He argued against himself—implored her to accept his sacrifice.
“I would do anything in this world, pay any price, rather than see such despair as I have seen to-night,” he said, standing in the cold, grey dawn, haggard and aged by the long night of agony, beside the bed where that convulsed form lay writhing, with tear-disfigured face, lips wounded and blood-stained, strained eye-balls, and dishevelled hair.
She was adamant against his pleading.
“You cannot give me back my trust in you. I am not the coarse, common creature you think me. I do not want to keep your dull clay when your heart has gone to another. I will show you that I can live without you.”
This was the beginning of a calmer mood, which he was fain to welcome, though he knew that it was the icy calmness of despair. Before the world was astir in Camberwell Grove she had grown curiously quiet and rational. She had bathed her distorted features and bound up her hair. She was clothed and in her right mind again; and she sat quietly listening while he told her the story of his temptation, and how this new love had crept into his heart unawares, and how an innocent girl’s naïve preference had flattered him into infidelity to the love of ten years. She listened quietly while he spoke of the future, trying to make a sunny picture of the new home, in England or abroad, which she was to create for herself.
“You have been far too self-denying,” he said; “you have sacrificed even your own comfort to help me to grow rich. You must at least share my prosperity. Money need be no object in your future existence. Chose your new home where you will, and let it be as bright and enjoyable as ample means can make it.”

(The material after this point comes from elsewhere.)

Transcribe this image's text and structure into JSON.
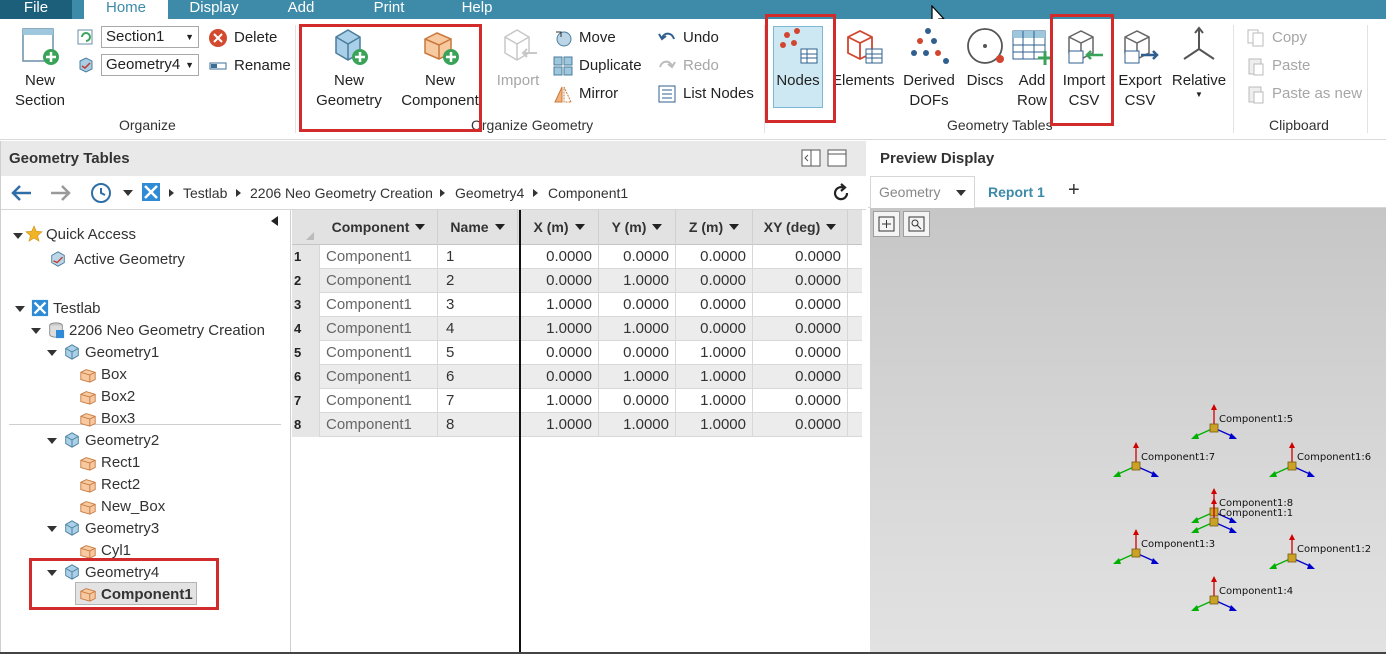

“I will take nothing from you but the bare necessities of existence,” she said. “I will go to the obscurest spot that I can find, and rot there alone, or with my daughter, as you think fit. I may ask one favour of you. Get me out of this house as soon as you can. I was once happy here,” she added hoarsely, looking round the room with an expression that tortured him.
“I will take you across the Channel to-day, if you like. Change of air and scene may do you good. You have lived too long in this place.”
“Ten years too long,” she answered, with a faint laugh.
He went across to Boulogne with her by the night mail, established her in a private hotel in the Grande Rue, and left her there within an hour of their landing, with a pocket-book containing a hundred pounds in her lap. Nothing could exceed his tenderness in this parting; nor could any man’s compassion for a woman he had ceased to love be deeper than his. He was full of thoughtfulness for her future. He implored her to think of him as her devoted friend, to whom her welfare was of the uttermost importance, to call upon him unhesitatingly for any help in any scheme of life which she might make for herself.